Cette approche reflète des politiques similaires en Nouvelle-Écosse et en Ontario, où les systèmes de santé font face à des pressions démographiques comparables. En Nouvelle-Écosse, la politique a contribué à réduire les patients NSA de 15% au cours de sa première année de mise en œuvre, selon une évaluation de 2023 réalisée par l’École d’administration de la santé de l’Université Dalhousie.
Cependant, le Centre canadien de politiques alternatives a documenté des inconvénients importants, notamment l’augmentation de l’épuisement des aidants familiaux et des coûts de transport. « Ces politiques touchent souvent de manière disproportionnée les résidents ruraux et ceux à faibles revenus, » note leur rapport de 2022 sur l’accès aux soins de longue durée.
Les communautés autochtones ont soulevé des préoccupations supplémentaires. « Nos aînés ont besoin de soins culturellement appropriés, qui ne sont souvent pas disponibles dans les établissements conventionnels, » a expliqué Miigam’agan, une aînée de la Première Nation d’Esgenoôpetitj (Burnt Church). « Être placé loin de la communauté et de la famille peut causer un préjudice spirituel et émotionnel profond. »
Le problème fondamental ne concerne pas seulement la gestion des lits, mais reflète des changements démographiques plus profonds. Le Nouveau-Brunswick possède la deuxième population la plus âgée du Canada, avec près de 24% des résidents âgés de plus de 65 ans, selon Statistique Canada. Les projections indiquent que ce pourcentage atteindra 31% d’ici 2038.
Malgré ces défis, certaines communautés développent des solutions innovantes. À Sackville, un modèle de logement coopératif pour les aînés combine vie autonome et services de soins progressifs. À Moncton, un programme de transition de l’hôpital au domicile offre des soutiens intensifs à domicile pendant les 30 premiers jours après la sortie.
« Nous devons penser au-delà des soins institutionnels, » a déclaré Dre Suzanne Dupuis-Blanchard, titulaire de la Chaire de recherche sur le vieillissement à l’Université de Moncton. « La plupart des personnes âgées préfèrent vieillir chez elles lorsque c’est possible, et c’est souvent plus rentable pour le système. »
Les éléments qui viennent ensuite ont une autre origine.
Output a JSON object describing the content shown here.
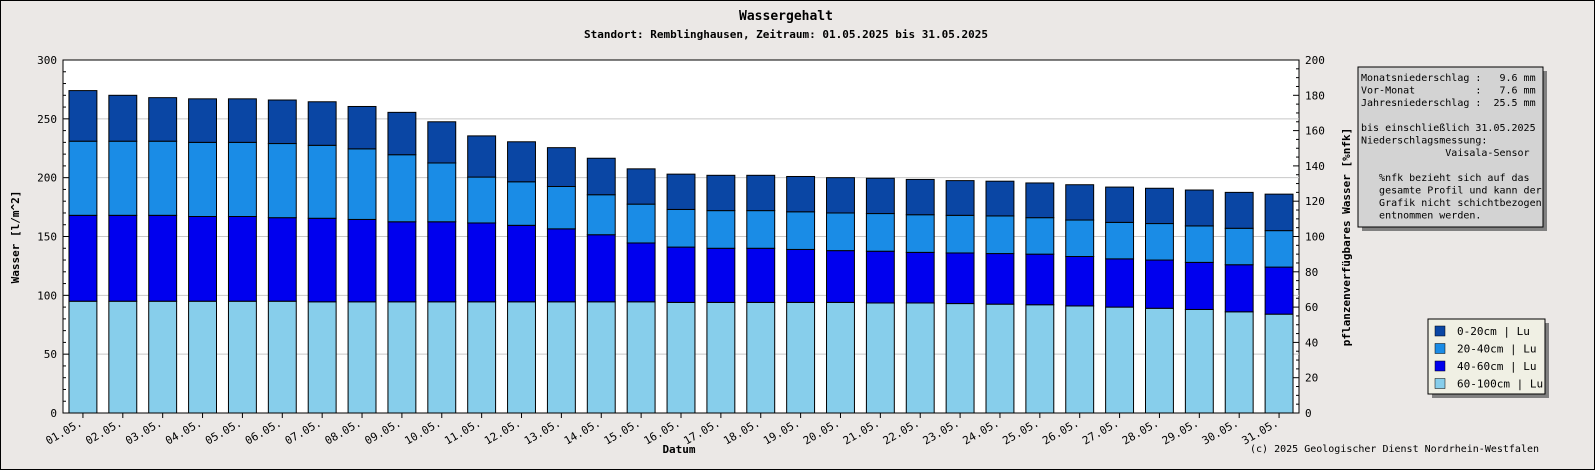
{
  "chart_data": {
    "type": "bar",
    "stacked": true,
    "title": "Wassergehalt",
    "subtitle": "Standort: Remblinghausen, Zeitraum: 01.05.2025 bis 31.05.2025",
    "xlabel": "Datum",
    "ylabel": "Wasser [l/m^2]",
    "y2label": "pflanzenverfügbares Wasser [%nfk]",
    "ylim": [
      0,
      300
    ],
    "y2lim": [
      0,
      200
    ],
    "yticks": [
      "0",
      "50",
      "100",
      "150",
      "200",
      "250",
      "300"
    ],
    "y2ticks": [
      "0",
      "20",
      "40",
      "60",
      "80",
      "100",
      "120",
      "140",
      "160",
      "180",
      "200"
    ],
    "grid": true,
    "legend_position": "bottom-right",
    "categories": [
      "01.05.",
      "02.05.",
      "03.05.",
      "04.05.",
      "05.05.",
      "06.05.",
      "07.05.",
      "08.05.",
      "09.05.",
      "10.05.",
      "11.05.",
      "12.05.",
      "13.05.",
      "14.05.",
      "15.05.",
      "16.05.",
      "17.05.",
      "18.05.",
      "19.05.",
      "20.05.",
      "21.05.",
      "22.05.",
      "23.05.",
      "24.05.",
      "25.05.",
      "26.05.",
      "27.05.",
      "28.05.",
      "29.05.",
      "30.05.",
      "31.05."
    ],
    "series": [
      {
        "name": "60-100cm | Lu",
        "color": "#87ceeb",
        "values": [
          95,
          95,
          95,
          95,
          95,
          95,
          94.5,
          94.5,
          94.5,
          94.5,
          94.5,
          94.5,
          94.5,
          94.5,
          94.5,
          94,
          94,
          94,
          94,
          94,
          93.5,
          93.5,
          93,
          92.5,
          92,
          91,
          90,
          89,
          88,
          86,
          84
        ]
      },
      {
        "name": "40-60cm | Lu",
        "color": "#0000ee",
        "values": [
          73,
          73,
          73,
          72,
          72,
          71,
          71,
          70,
          68,
          68,
          67,
          65,
          62,
          57,
          50,
          47,
          46,
          46,
          45,
          44,
          44,
          43,
          43,
          43,
          43,
          42,
          41,
          41,
          40,
          40,
          40
        ]
      },
      {
        "name": "20-40cm | Lu",
        "color": "#1a8ce6",
        "values": [
          63,
          63,
          63,
          63,
          63,
          63,
          62,
          60,
          57,
          50,
          39,
          37,
          36,
          34,
          33,
          32,
          32,
          32,
          32,
          32,
          32,
          32,
          32,
          32,
          31,
          31,
          31,
          31,
          31,
          31,
          31
        ]
      },
      {
        "name": "0-20cm | Lu",
        "color": "#0a46a4",
        "values": [
          43,
          39,
          37,
          37,
          37,
          37,
          37,
          36,
          36,
          35,
          35,
          34,
          33,
          31,
          30,
          30,
          30,
          30,
          30,
          30,
          30,
          30,
          29.5,
          29.5,
          29.5,
          30,
          30,
          30,
          30.5,
          30.5,
          31
        ]
      }
    ]
  },
  "info_box": {
    "lines": [
      "Monatsniederschlag :   9.6 mm",
      "Vor-Monat          :   7.6 mm",
      "Jahresniederschlag :  25.5 mm",
      "",
      "bis einschließlich 31.05.2025",
      "Niederschlagsmessung:",
      "              Vaisala-Sensor",
      "",
      "   %nfk bezieht sich auf das",
      "   gesamte Profil und kann der",
      "   Grafik nicht schichtbezogen",
      "   entnommen werden."
    ]
  },
  "legend": {
    "items": [
      {
        "label": "0-20cm | Lu",
        "color": "#0a46a4"
      },
      {
        "label": "20-40cm | Lu",
        "color": "#1a8ce6"
      },
      {
        "label": "40-60cm | Lu",
        "color": "#0000ee"
      },
      {
        "label": "60-100cm | Lu",
        "color": "#87ceeb"
      }
    ]
  },
  "copyright": "(c) 2025 Geologischer Dienst Nordrhein-Westfalen"
}
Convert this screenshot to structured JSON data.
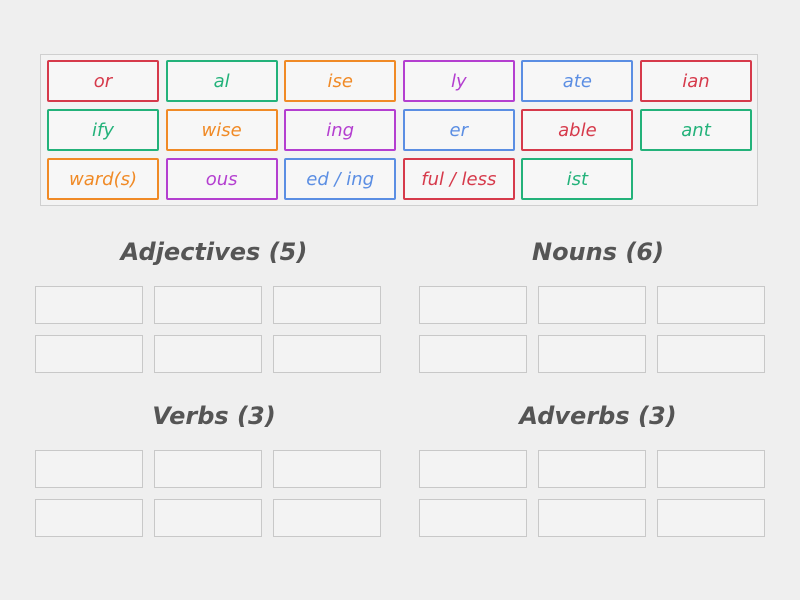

En quittant l’hôpital ce jour-là, Marie était aidée pour retourner dans sa chambre temporaire. « J’ai travaillé et payé des impôts toute ma vie, » a-t-elle dit, « Je n’aurais jamais pensé me retrouver coincée dans un couloir. » Ses yeux se sont remplis de larmes tandis qu’une infirmière guidait doucement son déambulateur autour d’un support à perfusion. « Je veux juste être quelque part qui ressemble à un chez-moi. »
La nouvelle politique pourrait aider Marie et des centaines d’autres comme elle à sortir plus rapidement des limbes hospitalières. Mais alors que le Nouveau-Brunswick continue de vieillir, la province fait face à des questions difficiles sur la façon de construire un système de soins de longue durée qui honore véritablement la dignité et les préférences de ses citoyens les plus vulnérables.